FDP-Bundestagsabgeordneter Christian Jung besuchte den Tag der offenen Tür des KIT / Kritik an Entscheidung von Bundesforschungsministerin Anja Karliczek (CDU)

Karlsruhe/Ulm/Münster. „Es ist schon ein Schlag ins Gesicht von Ulm, der Region Karlsruhe und des KIT sowie für Baden-Württemberg und Bayern, dass die mit 500 Millionen Euro vom Bund geförderte Forschungsfabrik für Batteriezellen nun nach Münster in die direkte Nähe des Bundestagswahlkreises Steinfurt III von Bundesforschungsministerin Anja Karliczek (CDU) kommt. Diese reine politische Entscheidung ist für den Karlsruher Bundestagsabgeordneten und FDP-Landesvorsitzenden Michael Theurer und mich von den Fakten und dem eingereichten Konzept nicht nachvollziehbar“, sagte FDP-Bundestagsabgeordneter Christian Jung (Karlsruhe-Land) beim Tag der offenen Tür des KIT am Campus Ost. In und rund um Ulm und Karlsruhe hätte eine perfekte Forschungs-Infrastruktur für die Forschungsfabrik für Batteriezellen bereitgestanden.

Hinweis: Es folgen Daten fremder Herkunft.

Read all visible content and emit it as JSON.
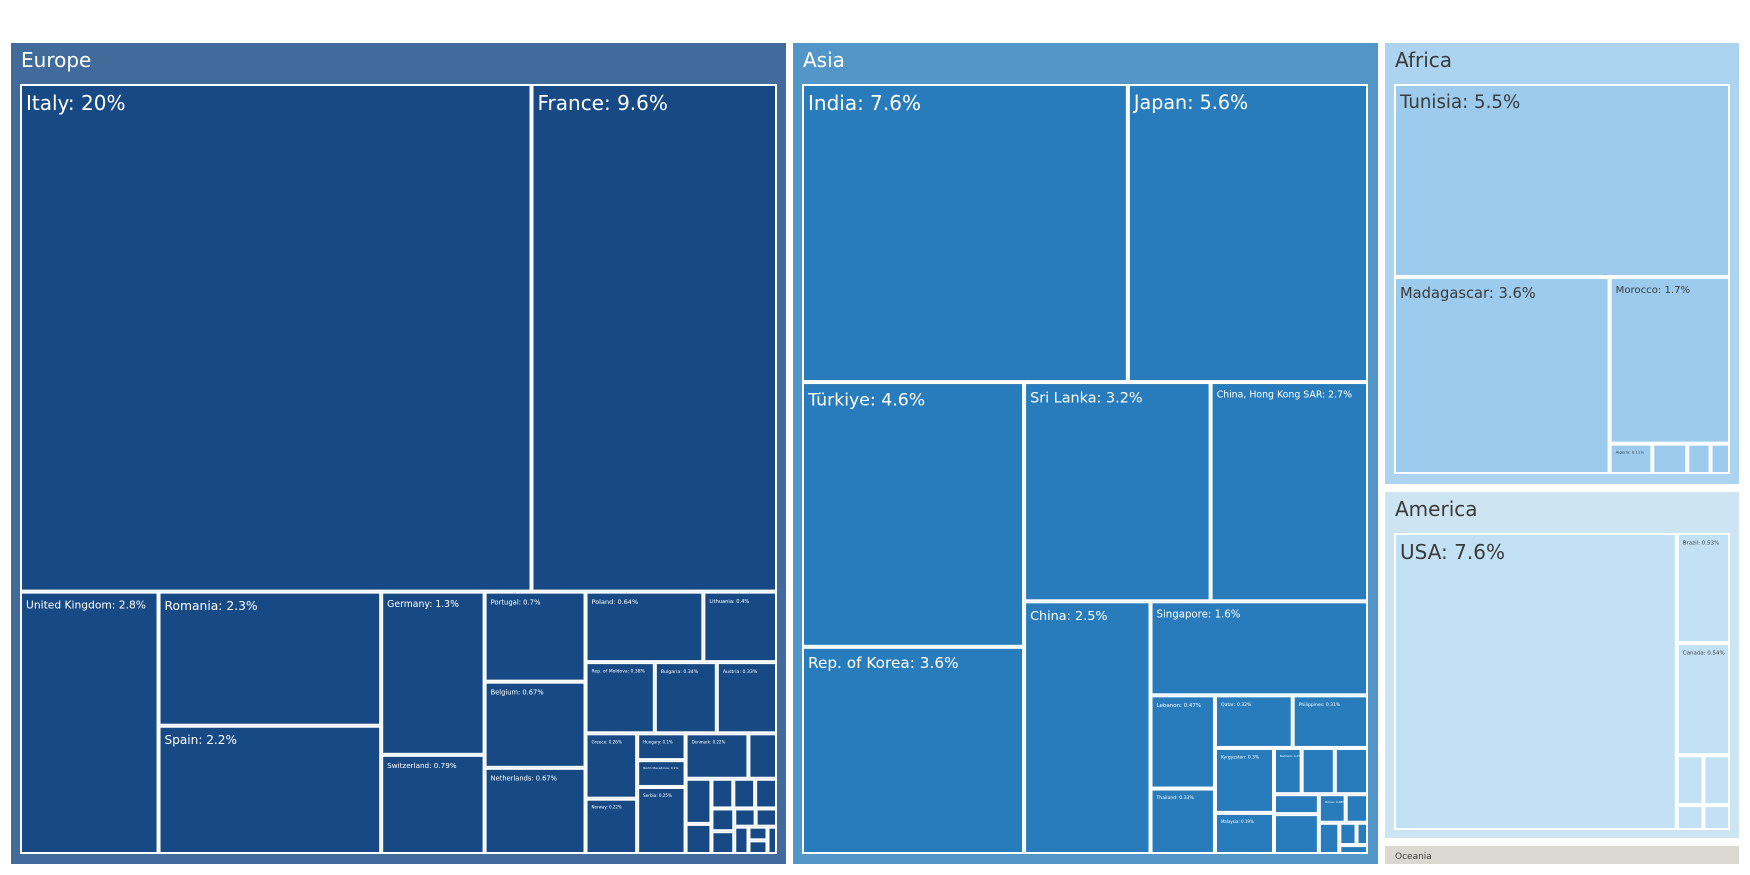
{
  "chart_data": {
    "type": "treemap",
    "title": "",
    "colors": {
      "Europe": {
        "bg": "#416b9b",
        "tile": "#174a85",
        "text": "#ffffff"
      },
      "Asia": {
        "bg": "#5196c7",
        "tile": "#287cbb",
        "text": "#ffffff"
      },
      "Africa": {
        "bg": "#acd4f0",
        "tile": "#9ccbed",
        "text": "#3b3b3b"
      },
      "America": {
        "bg": "#cde4f3",
        "tile": "#c3e1f4",
        "text": "#3b3b3b"
      },
      "Oceania": {
        "bg": "#dad8cf",
        "tile": "#dad8cf",
        "text": "#3b3b3b"
      }
    },
    "regions": [
      {
        "name": "Europe",
        "children": [
          {
            "label": "Italy: 20%",
            "value": 20
          },
          {
            "label": "France: 9.6%",
            "value": 9.6
          },
          {
            "label": "United Kingdom: 2.8%",
            "value": 2.8
          },
          {
            "label": "Romania: 2.3%",
            "value": 2.3
          },
          {
            "label": "Spain: 2.2%",
            "value": 2.2
          },
          {
            "label": "Germany: 1.3%",
            "value": 1.3
          },
          {
            "label": "Switzerland: 0.79%",
            "value": 0.79
          },
          {
            "label": "Portugal: 0.7%",
            "value": 0.7
          },
          {
            "label": "Belgium: 0.67%",
            "value": 0.67
          },
          {
            "label": "Netherlands: 0.67%",
            "value": 0.67
          },
          {
            "label": "Poland: 0.64%",
            "value": 0.64
          },
          {
            "label": "Lithuania: 0.4%",
            "value": 0.4
          },
          {
            "label": "Rep. of Moldova: 0.38%",
            "value": 0.38
          },
          {
            "label": "Bulgaria: 0.34%",
            "value": 0.34
          },
          {
            "label": "Austria: 0.33%",
            "value": 0.33
          },
          {
            "label": "Greece: 0.26%",
            "value": 0.26
          },
          {
            "label": "Norway: 0.22%",
            "value": 0.22
          },
          {
            "label": "Hungary: 0.1%",
            "value": 0.1
          },
          {
            "label": "North Macedonia: 0.1%",
            "value": 0.1
          },
          {
            "label": "Serbia: 0.25%",
            "value": 0.25
          },
          {
            "label": "Denmark: 0.22%",
            "value": 0.22
          },
          {
            "label": "",
            "value": 0.1
          },
          {
            "label": "",
            "value": 0.09
          },
          {
            "label": "",
            "value": 0.06
          },
          {
            "label": "",
            "value": 0.05
          },
          {
            "label": "",
            "value": 0.05
          },
          {
            "label": "",
            "value": 0.05
          },
          {
            "label": "",
            "value": 0.04
          },
          {
            "label": "",
            "value": 0.04
          },
          {
            "label": "",
            "value": 0.03
          },
          {
            "label": "",
            "value": 0.03
          },
          {
            "label": "",
            "value": 0.03
          },
          {
            "label": "",
            "value": 0.02
          },
          {
            "label": "",
            "value": 0.02
          },
          {
            "label": "",
            "value": 0.02
          }
        ]
      },
      {
        "name": "Asia",
        "children": [
          {
            "label": "India: 7.6%",
            "value": 7.6
          },
          {
            "label": "Japan: 5.6%",
            "value": 5.6
          },
          {
            "label": "Türkiye: 4.6%",
            "value": 4.6
          },
          {
            "label": "Rep. of Korea: 3.6%",
            "value": 3.6
          },
          {
            "label": "Sri Lanka: 3.2%",
            "value": 3.2
          },
          {
            "label": "China, Hong Kong SAR: 2.7%",
            "value": 2.7
          },
          {
            "label": "China: 2.5%",
            "value": 2.5
          },
          {
            "label": "Singapore: 1.6%",
            "value": 1.6
          },
          {
            "label": "Lebanon: 0.47%",
            "value": 0.47
          },
          {
            "label": "Thailand: 0.33%",
            "value": 0.33
          },
          {
            "label": "Qatar: 0.32%",
            "value": 0.32
          },
          {
            "label": "Philippines: 0.31%",
            "value": 0.31
          },
          {
            "label": "Kyrgyzstan: 0.3%",
            "value": 0.3
          },
          {
            "label": "Malaysia: 0.19%",
            "value": 0.19
          },
          {
            "label": "Bahrain: 0.1%",
            "value": 0.1
          },
          {
            "label": "",
            "value": 0.12
          },
          {
            "label": "",
            "value": 0.12
          },
          {
            "label": "",
            "value": 0.07
          },
          {
            "label": "",
            "value": 0.14
          },
          {
            "label": "Oman: 0.06%",
            "value": 0.06
          },
          {
            "label": "",
            "value": 0.05
          },
          {
            "label": "",
            "value": 0.05
          },
          {
            "label": "",
            "value": 0.03
          },
          {
            "label": "",
            "value": 0.02
          },
          {
            "label": "",
            "value": 0.02
          }
        ]
      },
      {
        "name": "Africa",
        "children": [
          {
            "label": "Tunisia: 5.5%",
            "value": 5.5
          },
          {
            "label": "Madagascar: 3.6%",
            "value": 3.6
          },
          {
            "label": "Morocco: 1.7%",
            "value": 1.7
          },
          {
            "label": "Algeria: 0.11%",
            "value": 0.11
          },
          {
            "label": "",
            "value": 0.09
          },
          {
            "label": "",
            "value": 0.06
          },
          {
            "label": "",
            "value": 0.05
          }
        ]
      },
      {
        "name": "America",
        "children": [
          {
            "label": "USA: 7.6%",
            "value": 7.6
          },
          {
            "label": "Brazil: 0.53%",
            "value": 0.53
          },
          {
            "label": "Canada: 0.54%",
            "value": 0.54
          },
          {
            "label": "",
            "value": 0.12
          },
          {
            "label": "",
            "value": 0.12
          },
          {
            "label": "",
            "value": 0.06
          },
          {
            "label": "",
            "value": 0.06
          }
        ]
      },
      {
        "name": "Oceania",
        "children": []
      }
    ]
  }
}
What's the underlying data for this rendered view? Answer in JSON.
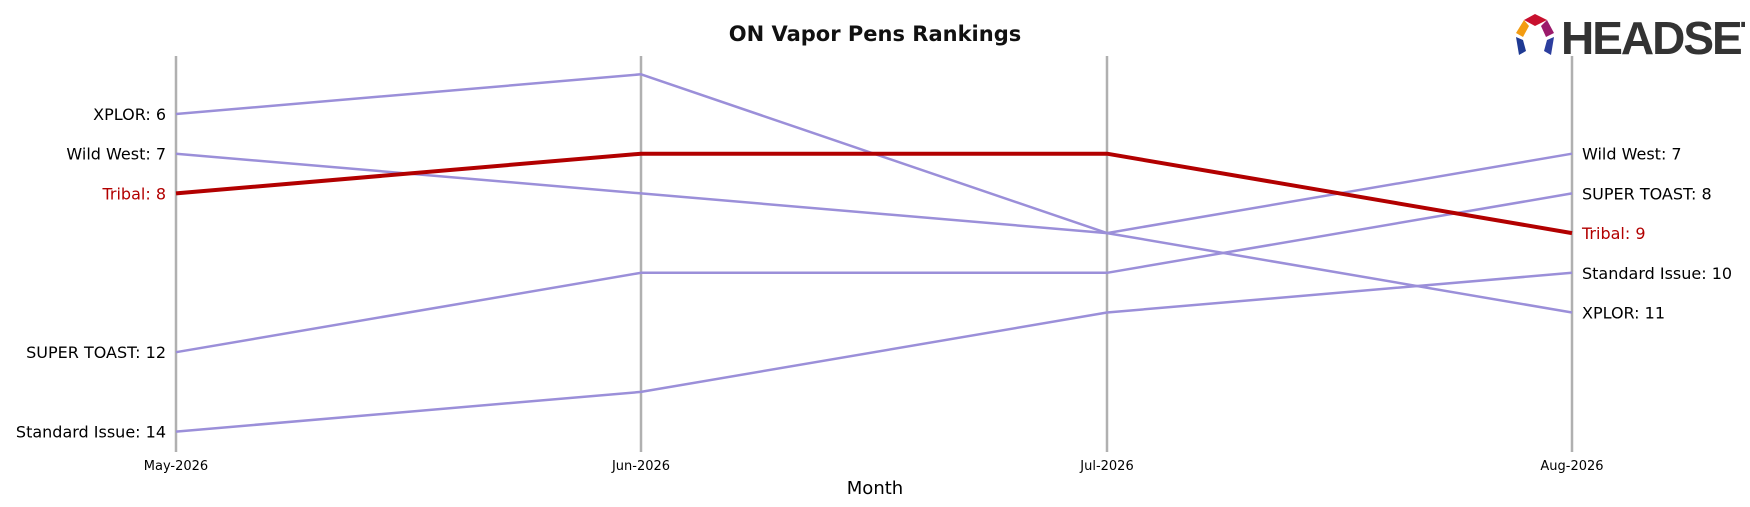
{
  "chart_data": {
    "type": "line",
    "title": "ON Vapor Pens Rankings",
    "xlabel": "Month",
    "ylabel": "",
    "categories": [
      "May-2026",
      "Jun-2026",
      "Jul-2026",
      "Aug-2026"
    ],
    "y_direction": "rank (1 at top, inverted)",
    "ylim": [
      4.5,
      14
    ],
    "grid": "vertical lines at each month",
    "highlight_series": "Tribal",
    "series": [
      {
        "name": "XPLOR",
        "values": [
          6,
          5,
          9,
          11
        ],
        "color": "#9b8fd9",
        "start_label": "XPLOR: 6",
        "end_label": "XPLOR: 11"
      },
      {
        "name": "Wild West",
        "values": [
          7,
          8,
          9,
          7
        ],
        "color": "#9b8fd9",
        "start_label": "Wild West: 7",
        "end_label": "Wild West: 7"
      },
      {
        "name": "Tribal",
        "values": [
          8,
          7,
          7,
          9
        ],
        "color": "#b20000",
        "start_label": "Tribal: 8",
        "end_label": "Tribal: 9"
      },
      {
        "name": "SUPER TOAST",
        "values": [
          12,
          10,
          10,
          8
        ],
        "color": "#9b8fd9",
        "start_label": "SUPER TOAST: 12",
        "end_label": "SUPER TOAST: 8"
      },
      {
        "name": "Standard Issue",
        "values": [
          14,
          13,
          11,
          10
        ],
        "color": "#9b8fd9",
        "start_label": "Standard Issue: 14",
        "end_label": "Standard Issue: 10"
      }
    ]
  },
  "logo": {
    "text": "HEADSET"
  },
  "colors": {
    "highlight": "#b20000",
    "others": "#9b8fd9",
    "gridline": "#b0b0b0",
    "text": "#000000"
  }
}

Das Karlsruher Institut für Technologie als Forschungsuniversität in der Helmholtz-Gemeinschaft hat mit seinen 9300 Mitarbeiterinnen und Mitarbeitern das Ziel, zu den globalen Herausforderungen maßgebliche Beiträge in den Feldern Energie, Mobilität und Information zu leisten. Beim Rundgang mit Präsident Prof. Dr.-Ing. Holger Hanselka beim Tag der offenen Tür wurden in diesem Zusammenhang am 29. Juni 2019 unter dem Motto „EFFEKTVOLL“ verschiedene Forschungseinrichtungen, Labore und Prüfanlagen vorgestellt. U.a. konnte auch die Studierengruppe „KA-RaceIng“ besucht werden, die jedes Jahr für die Formula Student drei neue Rennwagen baut und mit ihren live vorgeführten Verbrenner- und Elektroflitzern schon Weltmeister wurden. Am KIT selbst setzt man wie Christian Jung und die Freien Demokraten auf Technologieoffenheit und nicht auf eine einseitige Fixierung der rein batteriegetriebenen Mobilität bei Autos und Nutzfahrzeugen, die immer mehr ökologische, soziale und ethische Fragen aufwirft.

„Stattdessen müssen wir die Verbrennermotoren mit Hybridkomponenten weiterentwickeln und diese mit synthetischen Kraftstoffen (E-Fuels/reFuels) betanken. Dann werden die Ökologie, Ökonomie und die Mobilität in den kommenden zehn Jahren in eine durchdachte Harmonie kommen“, sagte Christian Jung, der immer wieder verwundert ist, dass vor allem die Grünen nicht das Potenzial von synthetischen Kraftstoffen erkennen und eine „batteriegetriebene Auspufffixierung besitzen, ohne Produktionsketten in Bezug auf den CO2-Ausstoß zu analysieren.“ Im Rahmen des Strategiedialogs Automobilwirtschaft (SDA) erforscht das Karlsruher Institut für Technologie (KIT) zusammen mit Partnern aus der Automobil-, Automobilzuliefer- und Mineralölindustrie sowie mit Förderung der Landesregierung Baden-Württemberg die Chancen von synthetischen Kraftstoffen. Das Projekt „Refuels – Kraftstoffe neu denken“ soll dabei die synthetischen Kraftstoffe unter einem ganzheitlichen Blickwinkel betrachten.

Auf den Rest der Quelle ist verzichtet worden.